There do need to be some ground rules though. You must use a target that has an acceptable hit zone. If you do not have a aiming point, we cannot accurately measure our ability to draw and get an effective hit on the target. It also keeps us honest as to whether we actually did the dry fire correctly. In addition to a target, it is good (not mandatory, but good) to use a timer. This can be a timer that registers your shots, or it can be a par timer that you set to challenge yourself. If you need a par timer for Android see this POST.

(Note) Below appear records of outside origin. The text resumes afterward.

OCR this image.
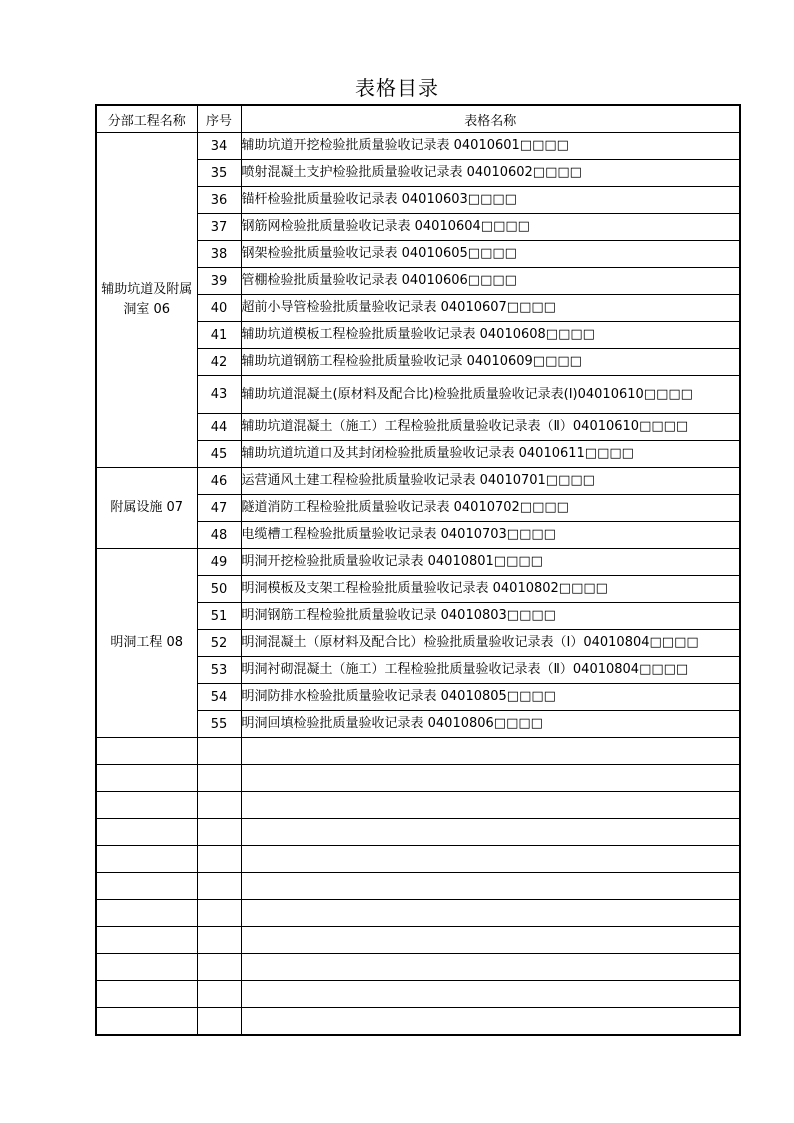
表格目录
分部工程名称	序号	表格名称
辅助坑道及附属洞室 06	34	辅助坑道开挖检验批质量验收记录表 04010601□□□□
	35	喷射混凝土支护检验批质量验收记录表 04010602□□□□
	36	锚杆检验批质量验收记录表 04010603□□□□
	37	钢筋网检验批质量验收记录表 04010604□□□□
	38	钢架检验批质量验收记录表 04010605□□□□
	39	管棚检验批质量验收记录表 04010606□□□□
	40	超前小导管检验批质量验收记录表 04010607□□□□
	41	辅助坑道模板工程检验批质量验收记录表 04010608□□□□
	42	辅助坑道钢筋工程检验批质量验收记录 04010609□□□□
	43	辅助坑道混凝土(原材料及配合比)检验批质量验收记录表(Ⅰ)04010610□□□□
	44	辅助坑道混凝土（施工）工程检验批质量验收记录表（Ⅱ）04010610□□□□
	45	辅助坑道坑道口及其封闭检验批质量验收记录表 04010611□□□□
附属设施 07	46	运营通风土建工程检验批质量验收记录表 04010701□□□□
	47	隧道消防工程检验批质量验收记录表 04010702□□□□
	48	电缆槽工程检验批质量验收记录表 04010703□□□□
明洞工程 08	49	明洞开挖检验批质量验收记录表 04010801□□□□
	50	明洞模板及支架工程检验批质量验收记录表 04010802□□□□
	51	明洞钢筋工程检验批质量验收记录 04010803□□□□
	52	明洞混凝土（原材料及配合比）检验批质量验收记录表（Ⅰ）04010804□□□□
	53	明洞衬砌混凝土（施工）工程检验批质量验收记录表（Ⅱ）04010804□□□□
	54	明洞防排水检验批质量验收记录表 04010805□□□□
	55	明洞回填检验批质量验收记录表 04010806□□□□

Whenever you dry fire, make sure that there is NO AMMUNITION IN THE ROOM. Find a room with an appropriate backstop or a safe direction where nobody is likely to be on the other side of the wall. Check your firearm, and then re-check the firearm. Check the magazines and then recheck the magazines. Once you are satisfied that there is no ammo in the room, you may proceed with your dry fire.
Dry Drill 1:
The first drill is a simple draw and fire. Draw your pistol and index on a target anywhere from 3-7 yards away (or however far your home allows).
Dry drill 2:
The second drill is a transition drill. Set up 2 targets 3 or more feet apart. Draw the pistol, fire on the first target, then transition to the second target.
Dry drill 3:
The final drill is a magazine change drill. Starting with the gun with the slide locked back, sights on target, drop the magazine and perform a reload. Then get your sights back on target and dry fire.